Christ is alive, and comes to bring
good news to this and every age,
till earth and all creation ring
with joy, with justice, love, and praise.

This year, in the midst of the war in Ukraine, in the midst of the pandemic, in the midst of a troubling week in the Scottsville/Esmont area, in the midst of the anniversary of the VA Tech shooting, I have needed this reminder that our resurrected Christ is also the suffering Christ who suffers with us in our pain. Christ is alive and brings us this good news of hope and love and the promise that the worst thing is not the last thing. But even with this hope, Christ still suffers with us in the midst of the difficult and painful places. God doesn’t abandon us in our darkest times. Instead, God loves us so much that God suffers with us and brings us this good news of hope and love. This is something to rejoice in indeed! Alleluia. Amen.

Holy Week Music

I love the hymns that we get to sing in church. We are so fortunate to have so many wonderful hymns and songs that describe God and our lives of discipleship. The music for Holy Week is no exception. Holy Week tells us of the final days of Jesus’ life, leading up to his crucifixion, and these hymns help us to explore our understanding of these events and even our role in them.

The hymn, “Ah Holy Jesus” by Johann Heermann reminds us of the consequences of our sin – “Who was the guilty? Who brought this upon thee? Alas, my treason, Jesus, hath undone thee! ‘Twas I, Lord Jesus, I it was denied thee; I crucified thee.” The hymn also personalizes Jesus’ birth, life, and death – it was for us that Jesus came to earth and then suffered and died – “For me, kind Jesus, was thy incarnation, thy mortal sorrow, and thy life’s oblation; thy death of anguish and thy bitter passion, for my salvation.”

The hymn, “O Love Divine, What Hast Thou Done” by Charles Wesley has some similar themes – emphasizing how God has done this for us out of God’s great love for us. I really like how Wesley even called God “Love” in this hymn, emphasizing how the events we remember this week are from God’s love for us. “O Love divine, what has thou done!
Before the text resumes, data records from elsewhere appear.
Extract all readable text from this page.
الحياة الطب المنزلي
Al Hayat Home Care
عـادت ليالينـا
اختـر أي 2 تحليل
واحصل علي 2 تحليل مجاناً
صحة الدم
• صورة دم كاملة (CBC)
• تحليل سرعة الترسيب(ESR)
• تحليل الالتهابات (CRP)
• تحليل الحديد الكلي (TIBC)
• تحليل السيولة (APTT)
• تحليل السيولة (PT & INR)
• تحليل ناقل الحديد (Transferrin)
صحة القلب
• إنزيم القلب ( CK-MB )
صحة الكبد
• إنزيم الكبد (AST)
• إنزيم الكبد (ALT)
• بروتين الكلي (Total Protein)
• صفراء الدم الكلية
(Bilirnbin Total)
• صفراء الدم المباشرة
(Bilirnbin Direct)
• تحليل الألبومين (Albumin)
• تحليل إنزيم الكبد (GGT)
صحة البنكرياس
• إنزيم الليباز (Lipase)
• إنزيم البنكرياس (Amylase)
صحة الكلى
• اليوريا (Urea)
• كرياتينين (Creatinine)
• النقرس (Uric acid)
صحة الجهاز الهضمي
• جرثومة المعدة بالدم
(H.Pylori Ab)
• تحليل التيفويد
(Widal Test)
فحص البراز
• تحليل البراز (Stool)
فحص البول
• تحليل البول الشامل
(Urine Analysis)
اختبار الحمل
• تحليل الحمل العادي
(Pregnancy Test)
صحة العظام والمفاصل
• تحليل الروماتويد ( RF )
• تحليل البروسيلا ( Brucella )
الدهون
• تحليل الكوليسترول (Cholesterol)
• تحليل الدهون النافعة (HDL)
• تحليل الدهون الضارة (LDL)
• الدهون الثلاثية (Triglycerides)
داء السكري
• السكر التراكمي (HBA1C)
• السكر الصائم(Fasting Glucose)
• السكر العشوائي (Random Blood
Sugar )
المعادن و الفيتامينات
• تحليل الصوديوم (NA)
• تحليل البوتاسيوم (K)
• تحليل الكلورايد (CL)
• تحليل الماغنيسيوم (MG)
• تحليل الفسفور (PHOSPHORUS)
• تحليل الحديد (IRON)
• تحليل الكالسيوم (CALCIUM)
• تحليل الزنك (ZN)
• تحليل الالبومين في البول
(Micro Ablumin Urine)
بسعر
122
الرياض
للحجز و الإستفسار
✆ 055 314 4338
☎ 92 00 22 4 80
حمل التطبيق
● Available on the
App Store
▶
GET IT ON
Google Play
The immortal God hath died for me! The Father’s coeternal Son bore all my sins upon the tree. The immortal God hath died for me! My Lord, my Love, is crucified!” Verse 2 of this hymn reminds us how we are reconciled to God through this work of Jesus – “Is crucified for me and you, to bring us rebels back to God. Believe, believe the record true, ye all are bought with Jesus’ blood. Pardon for all flows from his side: My Lord, my Love, is crucified!”

The final hymn I want to highlight is “What Wondrous Love Is This”. This hymn again emphasizes the amazing and incredible love God has for us an individuals and as a collective humanity. Just read these great words!

What wondrous love is this, O my soul, O my soul,
what wondrous love is this, O my soul!
What wondrous love is this that caused the Lord of bliss
to bear the dreadful curse for my soul, for my soul,
to bear the dreadful curse for my soul.

What wondrous love is this, O my soul, O my soul,
what wondrous love is this, O my soul!
What wondrous love is this, that caused the Lord of life
to lay aside his crown for my soul, for my soul,
to lay aside his crown for my soul.

To God and to the Lamb I will sing, I will sing,
to God and to the Lamb, I will sing;
to God and to the Lamb who is the great I AM,
while millions join the theme I will sing, I will sing;
while millions join the theme I will sing.

And when from death I’m free, I’ll sing on, I’ll sing on,
and when from death I’m free, I’ll sing on;
and when from death I’m free, I’ll sing and joyful be,
and through eternity I’ll sing on, I’ll sing on,
and through eternity I’ll sing on.

I invite to read these words and pray them as we contemplate God’s great love for us this week!